Barbosa, 35, and his Brazilian partner Robison Ribeiro opened this freestyle bouldering gym in Yokohama in May. The word Teko means “natural” in the Guarani language of Paraguay and southern Brazil, while the “cave” part is obvious from the sloping walls and undulating ceiling. The facilities are designed to be accessible and inviting to climbers of any level, but particularly to newcomers.

“The climbing scenario hasn’t changed in Japan for a while,” explains Barbosa, who is fluent in Portuguese, Spanish, English and Japanese. “It’s the same people climbing the same places. It’s a very small, tight group, and it is hard for new people to get in.” Women, too, can be put off by the testosterone-heavy, grunting environment of a hardcore gym. Barbosa’s wife Yuri, 28, also a climber and licensed yoga instructor, confirms this. “The smell is usually really bad,” she says.


By comparison, Teko Cave looks like a playground, with colorful grips and footholds protruding from the lumpy, vaguely Surrealist, reddish-brown interior.
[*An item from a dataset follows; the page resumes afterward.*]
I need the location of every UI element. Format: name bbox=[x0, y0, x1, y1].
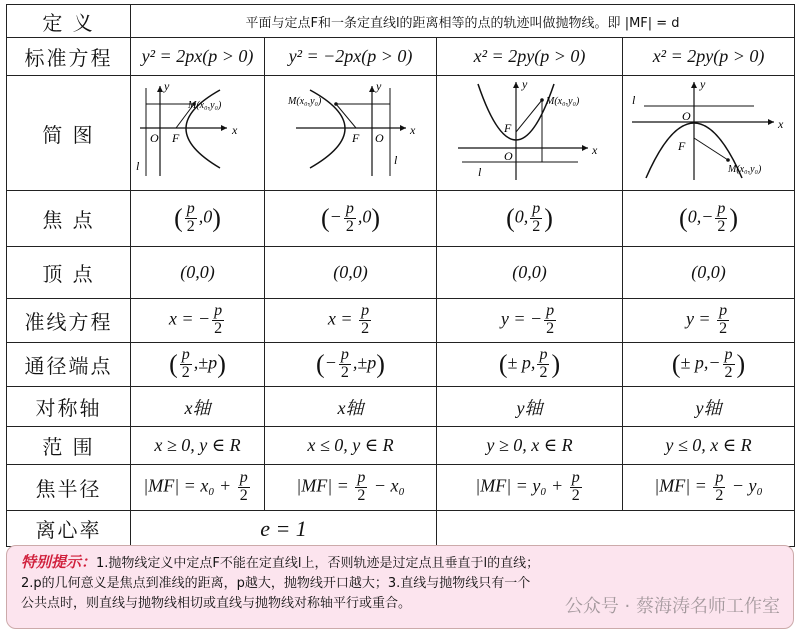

The floor is one big soft cushion, and there is nary a hint of offensive odors. Beginners can start with the challenge of getting straight from bottom to top, while advanced climbers have the option of zigzagging across the half-dome or scaling the ceiling.

There are no set lessons at Teko; however, the marked routes demand practicing specific techniques, and there are staff on hand to spot and demonstrate tricky moves. Barbosa stresses the importance of individual training. “With rock climbing, you are only competing against yourself and nature. It is something that I get a kick out of and wanted to share with other people.”

On the Saturday that I joined the Barbosa family at Teko Cave, the gym was filled with more women than men, though this gradually changed as the day wore on. I arrived first for Ms Barbosa’s weekly yoga class, an hour-long session designed for climbers to improve strength and flexibility. In practice, this means the kind of yoga that has you balancing on one arm, body trembling.

Following that, I had my first introduction to climbing, despite an initial spindly-armed protest. This turned out to involve more than a simple test of strength, as the additional challenge of maintaining balance with each move, I learned, enhances self-awareness. After nailing the “G” course on my third try, I joined some regulars for a chatty, impromptu lunch of delivery tacos. This, I learned, was a typical day for the “Teko family,” for whom the social aspect is part of the gym’s appeal.


For Barbosa, however, Teko Cave is also a means to an end. “I want to get people outdoors,” he says. On Wednesdays and Sundays he organizes half-day excursions in the Kanto area that serve as real lessons on how to use gear properly, climb safely, and keep one’s environmental impact to a minimum. Just to prove that he’s serious about making climbing as accessible as possible, the fee is a mere ¥4,000 per person.

In addition to these regular activities, Teko also hosts surfing trips and weekend outings to swim with dolphins off the coast of the now-habitable Miyakejima. “Living in Brazil, everybody used the outdoors,” Barbosa reflects. “Brazil may be a third world country, but this is something that it can show a first world country like Japan.”

For newcomers keen to give climbing a try, every Sunday from noon is “first-time climber’s hour,” during which entry and rental shoes are free. Teko Dolphin trips will run through October (minimum of four people required), and Teko Cave will host a climbing wall in Osaki during the long weekend of September 19-22, as part of the Banff Mountain Film Festival.